Jungian Therapy

Also known as Jungian analysis, Jungian therapy is a psychoanalytic approach that was developed by Carl Jung who is considered, alongside Freud, to be one of the pioneers of modern depth psychology, particularly of the unconscious mind.

While Freud believed that dreams and the unconscious are personal things contained within an individual, Jung believed that the personal unconscious is only the top layer of a much deeper, larger collective unconscious. The collective unconscious is the uncontrollable, inherited part of the human psyche which is made up of patterns common to all humanity. Jung referred to these patterns as archetypes.

A key aspect of Jungian psychotherapy is understanding the relationship between the individual and their psyche, by bringing elements of it into consciousness. Jung asserted that the unconscious is expressed via archetypes – innate projections that are cross-cultural and universally recognised and understood. These organise how human beings experience certain things and are evidenced through symbols found in our dreams, religion, and art.

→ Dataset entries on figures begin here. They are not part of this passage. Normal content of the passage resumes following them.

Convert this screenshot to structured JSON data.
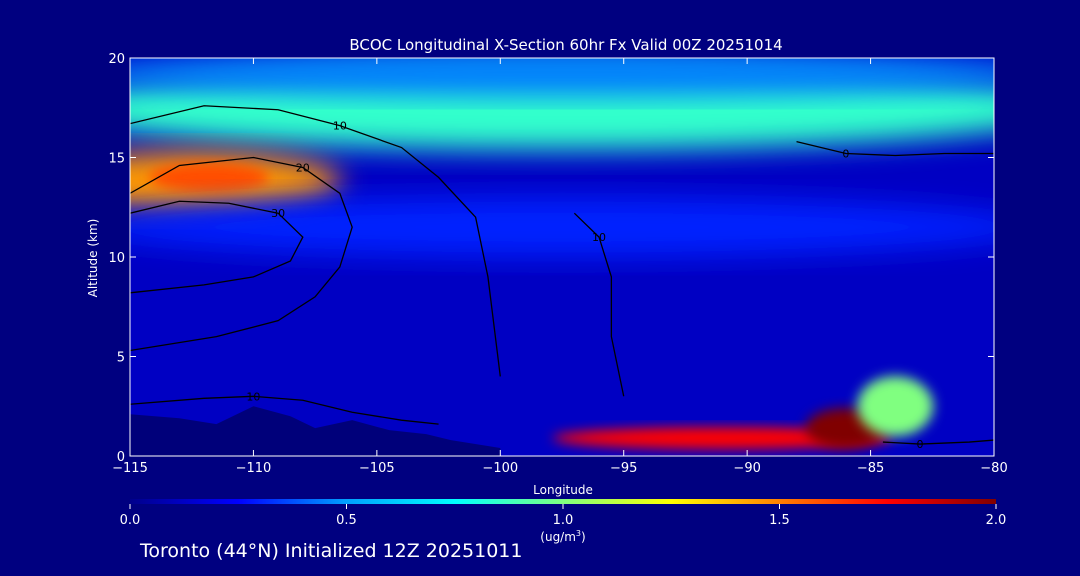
{
  "chart_data": {
    "type": "heatmap",
    "title": "BCOC Longitudinal X-Section 60hr  Fx Valid 00Z 20251014",
    "xlabel": "Longitude",
    "ylabel": "Altitude (km)",
    "xlim": [
      -115,
      -80
    ],
    "ylim": [
      0,
      20
    ],
    "x_ticks": [
      -115,
      -110,
      -105,
      -100,
      -95,
      -90,
      -85,
      -80
    ],
    "x_tick_labels": [
      "−115",
      "−110",
      "−105",
      "−100",
      "−95",
      "−90",
      "−85",
      "−80"
    ],
    "y_ticks": [
      0,
      5,
      10,
      15,
      20
    ],
    "y_tick_labels": [
      "0",
      "5",
      "10",
      "15",
      "20"
    ],
    "colorbar": {
      "min": 0.0,
      "max": 2.0,
      "ticks": [
        0.0,
        0.5,
        1.0,
        1.5,
        2.0
      ],
      "tick_labels": [
        "0.0",
        "0.5",
        "1.0",
        "1.5",
        "2.0"
      ],
      "unit_label": "(ug/m",
      "unit_superscript": "3",
      "unit_close": ")"
    },
    "colors": {
      "background": "#000080",
      "terrain": "#00007a",
      "scale": [
        "#00008b",
        "#0000ff",
        "#00a0ff",
        "#00ffff",
        "#80ff80",
        "#ffff00",
        "#ff8000",
        "#ff0000",
        "#800000"
      ]
    },
    "fields": [
      {
        "name": "upper-troposphere-band",
        "lon": -97.5,
        "alt": 17.5,
        "value": 0.85
      },
      {
        "name": "upper-high-band",
        "lon": -97.5,
        "alt": 19.2,
        "value": 0.45
      },
      {
        "name": "stratospheric-plume",
        "lon": -112.5,
        "alt": 13.8,
        "value": 1.45
      },
      {
        "name": "plume-core",
        "lon": -111.8,
        "alt": 14.0,
        "value": 1.6
      },
      {
        "name": "mid-tropospheric-layer",
        "lon": -97.5,
        "alt": 11.5,
        "value": 0.3
      },
      {
        "name": "boundary-layer-smoke",
        "lon": -91.0,
        "alt": 0.9,
        "value": 1.75
      },
      {
        "name": "smoke-maximum",
        "lon": -86.0,
        "alt": 1.4,
        "value": 2.0
      },
      {
        "name": "smoke-column-edge",
        "lon": -84.0,
        "alt": 2.5,
        "value": 1.0
      }
    ],
    "contours": [
      {
        "level": 10,
        "label": "10",
        "lon": [
          -115.0,
          -112.0,
          -109.0,
          -106.5,
          -104.0,
          -102.5,
          -101.0,
          -100.5,
          -100.0
        ],
        "alt": [
          16.7,
          17.6,
          17.4,
          16.6,
          15.5,
          14.0,
          12.0,
          9.0,
          4.0
        ]
      },
      {
        "level": 20,
        "label": "20",
        "lon": [
          -115.0,
          -113.0,
          -110.0,
          -108.0,
          -106.5,
          -106.0,
          -106.5,
          -107.5,
          -109.0,
          -111.5,
          -115.0
        ],
        "alt": [
          13.2,
          14.6,
          15.0,
          14.5,
          13.2,
          11.5,
          9.5,
          8.0,
          6.8,
          6.0,
          5.3
        ]
      },
      {
        "level": 30,
        "label": "30",
        "lon": [
          -115.0,
          -113.0,
          -111.0,
          -109.0,
          -108.0,
          -108.5,
          -110.0,
          -112.0,
          -115.0
        ],
        "alt": [
          12.2,
          12.8,
          12.7,
          12.2,
          11.0,
          9.8,
          9.0,
          8.6,
          8.2
        ]
      },
      {
        "level": 0,
        "label": "0",
        "lon": [
          -88.0,
          -86.0,
          -84.0,
          -82.0,
          -80.0
        ],
        "alt": [
          15.8,
          15.2,
          15.1,
          15.2,
          15.2
        ]
      },
      {
        "level": 10,
        "label": "10",
        "lon": [
          -97.0,
          -96.0,
          -95.5,
          -95.5,
          -95.0
        ],
        "alt": [
          12.2,
          11.0,
          9.0,
          6.0,
          3.0
        ]
      },
      {
        "level": 0,
        "label": "0",
        "lon": [
          -84.5,
          -83.0,
          -81.0,
          -80.0
        ],
        "alt": [
          0.7,
          0.6,
          0.7,
          0.8
        ]
      },
      {
        "level": 10,
        "label": "10",
        "lon": [
          -115.0,
          -112.0,
          -110.0,
          -108.0,
          -106.0,
          -104.0,
          -102.5
        ],
        "alt": [
          2.6,
          2.9,
          3.0,
          2.8,
          2.2,
          1.8,
          1.6
        ]
      }
    ],
    "terrain": {
      "lon": [
        -115.0,
        -113.0,
        -111.5,
        -110.0,
        -108.5,
        -107.5,
        -106.0,
        -104.5,
        -103.0,
        -102.0,
        -100.0
      ],
      "alt": [
        2.1,
        1.9,
        1.6,
        2.5,
        2.0,
        1.4,
        1.8,
        1.3,
        1.1,
        0.8,
        0.4
      ]
    }
  },
  "footer": {
    "text": "Toronto (44°N) Initialized 12Z 20251011"
  }
}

Although Jung believed that there was no limit to the number of archetypes possible, he did identify four core ones that exist within all humans:

  1.  The Self: this represents the unification of the unconscious and conscious parts of the mind. It is thought to be the central and governing archetype of the human psyche.
  2. The Persona: this refers to how we present ourselves to the outside world. It is not our real self and instead tends to be the good impression we want to put across to others. Alternatively, it can be a false impression – a version of ourselves that we use to manipulate people’s opinions and behaviours. We can sometimes mistake our persona for our true self, but the self-actualisation and awareness promoted in Jungian therapy helps us to separate the two.
  3. The Anima/Animus: The Anima represents the ‘feminine’ qualities in the male psyche, and the animus represents the ‘masculine’ qualities in women. Jungian analysis assumes that all men have feminine components in their psyche and vice versa. In the western world, however, it has been common for these archetypes to be suppressed. This can lead to inner conflicts, which can limit our potential. Jungian therapy aims to help individuals accept their anima/animus – uniting their unconscious and conscious – to help them feel whole.
  4. The Shadow: This reflects deeper, darker elements of our psyche. It represents our repressed ideas, instincts, weaknesses, shortcomings, and desires. Jung believes that these latent dispositions are found in all human beings. The crucial thing is that, rather than accepting this element of their own psyche, some people will project their shadow onto others. In Jungian analysis, the individual is encouraged to integrate the shadow and the real self. This self-acceptance is considered key to wholeness.

Jungian therapy is a talking therapy, but also uses various methods of exploration through the process such as dream analysis, creative activities (painting, drama, dance, sand paly, etc), and word association tests.